I have always been immensely interested in technology. We had a computer at home since I could sit in front of one, what I then promptly did in amounts that worried my parents. One of my other passions that followed through life are maps and the pictures of places they invoke in my mind. I vividly remember how I scrolled through the roman history books of my grandpa, and always getting stuck on the pages with maps on them, studying them endlessly, bringing me right into the heart of old times.
During my bachelor studies in Geography a discussion about what Google Street View is for, set me on the course of what my field of interest is today, the interrelation of space and internet, the way how this medium transmits and reflects geographical and social spaces and in what form digital information materializes in those spaces. One tool of geographers is to map phenomena to recognize and explain spatial effects of them. So I set out to map the digital space onto geographical space, because to me it was clear that neither digital information would be equally distributed in space nor is space objectively reflected through the internet.

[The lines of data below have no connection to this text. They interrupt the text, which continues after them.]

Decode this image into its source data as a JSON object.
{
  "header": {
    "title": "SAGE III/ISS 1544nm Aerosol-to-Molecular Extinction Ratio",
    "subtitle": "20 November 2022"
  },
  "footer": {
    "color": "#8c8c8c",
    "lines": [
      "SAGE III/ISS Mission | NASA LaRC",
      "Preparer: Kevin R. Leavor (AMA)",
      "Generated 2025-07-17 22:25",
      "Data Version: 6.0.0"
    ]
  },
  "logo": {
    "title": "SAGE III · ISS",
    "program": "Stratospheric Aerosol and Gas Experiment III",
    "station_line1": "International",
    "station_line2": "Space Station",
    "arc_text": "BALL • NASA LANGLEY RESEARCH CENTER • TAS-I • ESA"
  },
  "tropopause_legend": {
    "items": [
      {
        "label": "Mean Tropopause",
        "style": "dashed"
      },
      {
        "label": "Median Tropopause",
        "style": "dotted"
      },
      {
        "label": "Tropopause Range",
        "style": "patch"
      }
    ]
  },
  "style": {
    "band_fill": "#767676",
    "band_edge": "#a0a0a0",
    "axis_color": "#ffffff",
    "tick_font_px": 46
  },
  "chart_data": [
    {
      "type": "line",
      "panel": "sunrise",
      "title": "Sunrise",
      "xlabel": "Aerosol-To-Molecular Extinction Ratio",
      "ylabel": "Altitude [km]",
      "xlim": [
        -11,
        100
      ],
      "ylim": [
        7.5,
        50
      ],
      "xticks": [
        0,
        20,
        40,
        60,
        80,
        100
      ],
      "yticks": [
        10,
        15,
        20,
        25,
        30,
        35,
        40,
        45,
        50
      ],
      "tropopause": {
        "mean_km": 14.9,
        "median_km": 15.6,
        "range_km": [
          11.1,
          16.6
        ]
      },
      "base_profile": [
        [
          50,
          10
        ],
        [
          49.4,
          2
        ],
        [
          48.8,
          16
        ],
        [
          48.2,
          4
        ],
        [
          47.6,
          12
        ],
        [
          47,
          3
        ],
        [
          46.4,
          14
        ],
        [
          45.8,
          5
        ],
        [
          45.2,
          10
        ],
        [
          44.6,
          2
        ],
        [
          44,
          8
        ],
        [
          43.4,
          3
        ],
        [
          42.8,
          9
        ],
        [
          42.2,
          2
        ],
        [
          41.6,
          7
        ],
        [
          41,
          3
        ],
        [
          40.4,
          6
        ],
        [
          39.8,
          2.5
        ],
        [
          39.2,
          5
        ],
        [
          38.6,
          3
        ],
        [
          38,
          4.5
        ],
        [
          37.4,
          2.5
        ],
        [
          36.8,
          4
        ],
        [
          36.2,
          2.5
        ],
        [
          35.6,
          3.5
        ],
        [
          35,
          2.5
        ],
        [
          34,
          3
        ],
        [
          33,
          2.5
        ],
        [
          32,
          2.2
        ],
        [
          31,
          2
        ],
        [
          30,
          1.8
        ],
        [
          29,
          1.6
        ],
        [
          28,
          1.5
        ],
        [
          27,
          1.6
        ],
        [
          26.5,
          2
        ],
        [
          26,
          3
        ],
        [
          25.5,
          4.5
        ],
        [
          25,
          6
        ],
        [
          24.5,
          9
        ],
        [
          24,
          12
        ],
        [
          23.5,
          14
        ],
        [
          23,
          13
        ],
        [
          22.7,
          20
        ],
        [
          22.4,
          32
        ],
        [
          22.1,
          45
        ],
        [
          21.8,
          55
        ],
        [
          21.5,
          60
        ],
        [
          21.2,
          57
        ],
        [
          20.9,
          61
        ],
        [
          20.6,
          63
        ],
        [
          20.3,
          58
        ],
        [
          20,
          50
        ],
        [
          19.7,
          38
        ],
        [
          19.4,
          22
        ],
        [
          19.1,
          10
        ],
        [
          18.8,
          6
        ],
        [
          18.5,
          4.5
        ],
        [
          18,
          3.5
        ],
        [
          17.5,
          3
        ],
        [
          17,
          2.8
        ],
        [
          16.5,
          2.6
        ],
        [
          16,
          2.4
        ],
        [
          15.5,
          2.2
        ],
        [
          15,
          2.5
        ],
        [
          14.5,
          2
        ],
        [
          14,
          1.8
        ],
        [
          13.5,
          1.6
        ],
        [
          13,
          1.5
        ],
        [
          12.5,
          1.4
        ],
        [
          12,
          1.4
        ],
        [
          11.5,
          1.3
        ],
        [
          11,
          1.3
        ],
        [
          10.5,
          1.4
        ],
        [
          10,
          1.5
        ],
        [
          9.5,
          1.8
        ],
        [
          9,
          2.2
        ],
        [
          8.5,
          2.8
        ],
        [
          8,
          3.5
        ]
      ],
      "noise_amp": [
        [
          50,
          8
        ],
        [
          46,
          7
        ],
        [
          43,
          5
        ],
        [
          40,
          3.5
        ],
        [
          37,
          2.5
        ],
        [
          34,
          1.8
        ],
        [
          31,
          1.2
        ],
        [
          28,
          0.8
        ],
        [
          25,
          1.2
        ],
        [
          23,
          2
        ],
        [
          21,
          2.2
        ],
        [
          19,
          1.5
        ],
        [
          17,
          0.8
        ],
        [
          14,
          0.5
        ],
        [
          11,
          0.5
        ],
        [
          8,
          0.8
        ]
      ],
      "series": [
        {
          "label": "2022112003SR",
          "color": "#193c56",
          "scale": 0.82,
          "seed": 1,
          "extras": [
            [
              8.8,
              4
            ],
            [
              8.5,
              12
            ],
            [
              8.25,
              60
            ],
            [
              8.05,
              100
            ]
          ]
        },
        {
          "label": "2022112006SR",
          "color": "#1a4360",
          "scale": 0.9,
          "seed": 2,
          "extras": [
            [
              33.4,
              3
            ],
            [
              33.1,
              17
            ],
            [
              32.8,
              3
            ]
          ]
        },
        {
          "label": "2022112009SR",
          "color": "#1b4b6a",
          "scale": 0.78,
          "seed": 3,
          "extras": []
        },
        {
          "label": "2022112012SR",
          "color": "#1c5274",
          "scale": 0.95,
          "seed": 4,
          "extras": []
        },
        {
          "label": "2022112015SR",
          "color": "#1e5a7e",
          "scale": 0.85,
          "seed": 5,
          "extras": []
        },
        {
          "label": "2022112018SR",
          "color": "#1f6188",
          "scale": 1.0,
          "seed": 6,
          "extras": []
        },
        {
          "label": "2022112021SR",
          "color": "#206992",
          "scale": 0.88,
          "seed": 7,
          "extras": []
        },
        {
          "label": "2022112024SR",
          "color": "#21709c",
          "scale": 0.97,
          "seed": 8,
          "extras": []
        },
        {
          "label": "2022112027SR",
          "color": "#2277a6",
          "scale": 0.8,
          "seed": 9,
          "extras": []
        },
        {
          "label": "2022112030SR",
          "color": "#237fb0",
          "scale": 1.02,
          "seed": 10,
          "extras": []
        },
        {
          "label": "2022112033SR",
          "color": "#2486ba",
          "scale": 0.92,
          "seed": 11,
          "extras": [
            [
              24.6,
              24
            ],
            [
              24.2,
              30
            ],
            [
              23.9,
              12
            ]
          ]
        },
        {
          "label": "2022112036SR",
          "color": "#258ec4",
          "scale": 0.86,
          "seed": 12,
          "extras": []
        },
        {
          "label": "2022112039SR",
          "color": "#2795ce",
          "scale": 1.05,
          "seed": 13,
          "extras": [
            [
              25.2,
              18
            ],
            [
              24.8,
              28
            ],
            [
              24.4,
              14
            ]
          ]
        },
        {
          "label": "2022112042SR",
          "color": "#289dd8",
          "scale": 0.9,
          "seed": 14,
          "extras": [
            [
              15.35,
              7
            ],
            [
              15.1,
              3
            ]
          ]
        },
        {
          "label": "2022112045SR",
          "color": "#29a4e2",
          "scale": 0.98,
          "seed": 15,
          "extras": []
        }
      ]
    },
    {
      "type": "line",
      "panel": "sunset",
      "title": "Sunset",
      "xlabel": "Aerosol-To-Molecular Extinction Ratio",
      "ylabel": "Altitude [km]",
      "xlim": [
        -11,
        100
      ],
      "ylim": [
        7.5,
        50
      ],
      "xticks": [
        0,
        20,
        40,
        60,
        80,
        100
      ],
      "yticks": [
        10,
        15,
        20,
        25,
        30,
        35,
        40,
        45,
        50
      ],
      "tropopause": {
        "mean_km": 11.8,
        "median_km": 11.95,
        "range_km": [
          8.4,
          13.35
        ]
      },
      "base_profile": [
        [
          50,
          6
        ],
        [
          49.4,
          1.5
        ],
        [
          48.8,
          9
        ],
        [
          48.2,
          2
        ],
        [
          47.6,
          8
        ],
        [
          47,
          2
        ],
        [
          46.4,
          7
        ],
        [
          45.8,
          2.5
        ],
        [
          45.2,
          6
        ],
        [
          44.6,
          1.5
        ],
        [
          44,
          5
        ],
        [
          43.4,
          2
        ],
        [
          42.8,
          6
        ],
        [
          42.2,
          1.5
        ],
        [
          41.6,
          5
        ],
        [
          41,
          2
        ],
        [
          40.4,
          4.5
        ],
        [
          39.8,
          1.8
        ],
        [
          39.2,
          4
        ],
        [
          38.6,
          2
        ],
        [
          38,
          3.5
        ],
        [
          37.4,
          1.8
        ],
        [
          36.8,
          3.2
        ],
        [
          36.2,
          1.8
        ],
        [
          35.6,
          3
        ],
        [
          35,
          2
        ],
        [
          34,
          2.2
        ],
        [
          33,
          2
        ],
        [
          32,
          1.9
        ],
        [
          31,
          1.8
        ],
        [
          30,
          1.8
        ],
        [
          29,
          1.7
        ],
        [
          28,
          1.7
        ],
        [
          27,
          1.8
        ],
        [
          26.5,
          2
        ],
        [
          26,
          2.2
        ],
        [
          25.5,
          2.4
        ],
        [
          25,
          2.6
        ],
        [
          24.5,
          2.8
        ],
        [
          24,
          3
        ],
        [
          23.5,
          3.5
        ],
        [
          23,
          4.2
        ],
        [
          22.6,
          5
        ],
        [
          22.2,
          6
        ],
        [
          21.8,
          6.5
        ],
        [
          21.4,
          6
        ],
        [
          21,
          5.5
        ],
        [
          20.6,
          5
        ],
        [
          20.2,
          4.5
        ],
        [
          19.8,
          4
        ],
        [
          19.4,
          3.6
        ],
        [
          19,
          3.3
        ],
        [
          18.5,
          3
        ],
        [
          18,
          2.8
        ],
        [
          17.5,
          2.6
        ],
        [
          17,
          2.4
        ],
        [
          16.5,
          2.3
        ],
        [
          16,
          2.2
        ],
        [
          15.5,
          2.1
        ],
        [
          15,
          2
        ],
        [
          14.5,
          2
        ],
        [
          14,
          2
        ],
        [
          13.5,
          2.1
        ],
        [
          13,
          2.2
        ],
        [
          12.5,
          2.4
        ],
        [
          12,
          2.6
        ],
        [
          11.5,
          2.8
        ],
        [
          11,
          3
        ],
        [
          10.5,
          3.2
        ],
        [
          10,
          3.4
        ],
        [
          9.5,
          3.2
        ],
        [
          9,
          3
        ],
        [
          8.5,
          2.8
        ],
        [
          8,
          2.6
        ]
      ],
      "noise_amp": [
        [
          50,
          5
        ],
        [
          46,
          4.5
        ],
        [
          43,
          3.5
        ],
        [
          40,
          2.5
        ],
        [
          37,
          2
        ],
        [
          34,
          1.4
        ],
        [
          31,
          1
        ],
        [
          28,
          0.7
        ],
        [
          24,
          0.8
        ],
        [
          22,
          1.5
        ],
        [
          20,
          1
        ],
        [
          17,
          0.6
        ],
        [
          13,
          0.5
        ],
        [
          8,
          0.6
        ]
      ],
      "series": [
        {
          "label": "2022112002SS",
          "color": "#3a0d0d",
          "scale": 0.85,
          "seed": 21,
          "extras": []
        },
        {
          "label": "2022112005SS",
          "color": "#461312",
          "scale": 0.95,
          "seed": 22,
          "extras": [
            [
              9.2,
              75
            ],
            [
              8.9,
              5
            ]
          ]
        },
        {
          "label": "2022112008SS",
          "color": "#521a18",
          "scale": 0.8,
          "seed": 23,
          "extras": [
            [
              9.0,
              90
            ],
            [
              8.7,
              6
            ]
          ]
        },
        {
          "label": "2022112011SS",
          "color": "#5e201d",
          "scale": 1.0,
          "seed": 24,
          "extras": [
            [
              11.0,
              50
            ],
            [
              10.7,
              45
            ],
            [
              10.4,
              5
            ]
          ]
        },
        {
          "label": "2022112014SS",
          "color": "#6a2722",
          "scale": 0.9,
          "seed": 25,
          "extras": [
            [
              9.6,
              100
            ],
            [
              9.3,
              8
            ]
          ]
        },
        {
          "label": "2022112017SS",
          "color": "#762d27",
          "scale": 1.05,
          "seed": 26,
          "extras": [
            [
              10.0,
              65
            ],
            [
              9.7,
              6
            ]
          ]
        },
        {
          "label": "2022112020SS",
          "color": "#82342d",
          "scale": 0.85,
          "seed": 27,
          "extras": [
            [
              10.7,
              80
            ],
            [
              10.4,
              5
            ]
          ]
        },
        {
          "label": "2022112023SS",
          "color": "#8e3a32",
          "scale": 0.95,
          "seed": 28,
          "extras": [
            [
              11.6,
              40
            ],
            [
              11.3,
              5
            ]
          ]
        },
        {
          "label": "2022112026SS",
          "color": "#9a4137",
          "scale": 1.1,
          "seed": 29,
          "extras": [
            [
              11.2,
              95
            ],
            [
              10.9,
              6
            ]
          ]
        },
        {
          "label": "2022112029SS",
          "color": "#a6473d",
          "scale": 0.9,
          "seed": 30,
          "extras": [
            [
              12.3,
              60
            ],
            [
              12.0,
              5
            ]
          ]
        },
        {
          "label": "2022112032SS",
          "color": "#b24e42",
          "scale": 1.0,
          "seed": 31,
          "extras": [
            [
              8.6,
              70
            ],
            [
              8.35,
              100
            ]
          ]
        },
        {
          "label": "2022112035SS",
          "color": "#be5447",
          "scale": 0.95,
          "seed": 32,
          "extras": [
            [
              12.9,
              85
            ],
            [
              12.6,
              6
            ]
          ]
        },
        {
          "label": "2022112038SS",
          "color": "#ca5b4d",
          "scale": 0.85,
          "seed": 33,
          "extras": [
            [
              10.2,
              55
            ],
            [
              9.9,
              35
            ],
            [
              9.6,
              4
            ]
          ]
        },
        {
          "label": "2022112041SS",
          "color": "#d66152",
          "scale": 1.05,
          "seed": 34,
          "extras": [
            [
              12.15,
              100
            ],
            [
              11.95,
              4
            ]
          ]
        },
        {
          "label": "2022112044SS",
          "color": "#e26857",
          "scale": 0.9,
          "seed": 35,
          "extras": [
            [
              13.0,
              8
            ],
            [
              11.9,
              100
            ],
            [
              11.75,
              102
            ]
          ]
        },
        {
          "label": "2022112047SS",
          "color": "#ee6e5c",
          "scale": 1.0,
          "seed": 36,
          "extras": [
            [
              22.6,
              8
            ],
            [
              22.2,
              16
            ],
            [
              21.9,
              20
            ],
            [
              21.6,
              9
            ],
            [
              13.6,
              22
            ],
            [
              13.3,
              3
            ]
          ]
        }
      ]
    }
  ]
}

There would be valleys and mountains of information, some of that information will be highly ranked and more central to our society while other parts are only relevant to a certain interest group. It was a long way from the first idea to a developed viewpoint and it formed over several years of engagement with the topic.
The best evolved example of my early attempts was my master thesis. I tried to geocode all websites of the .at tld domain to about 24k addresses of the inner districts of Vienna and then classify these addresses into things like office, shop, restaurant, flat, etc. based on the information available on the geocoded websites. It was ambitious and naïve, I concluded it worked for some object classes like restaurants or hotels but the signal to identify for example residential buildings wasn’t clear enough.
Back then this was a large project for me working with 8 million text documents and 24k addresses, but when I started my PhD this was soon dwarfed by a corpus that comprises more than 3.1 billion documents and over 3.65 million addresses. I refined my geotagging and matched addresses to documents on a much larger scale now, no longer with the aim to describe individual addresses, but creating a digital information map of a large and globally integrated region (Randstad) spanning multiple languages and information hierarchies.
Along the way I learned a lot of fun technology and aspects of it. For example, I spent a whole summer learning about apache spark memory management because my jobs would always run out of memory only to realize that the page rank implementation in graphx was trying to create triplets for my webgraph which obviously is doomed to fail at least for compute resources I could afford. So I implemented my own spark page rank. After waiting for a week for a script to finish my master thesis I realized that the database access I’ve implemented was flawed at working in scale.
During my research and teaching position at Technical University of Vienna it was of great pleasure to me to pass my knowledge on to students in Statistics, GI-Science and Programming classes.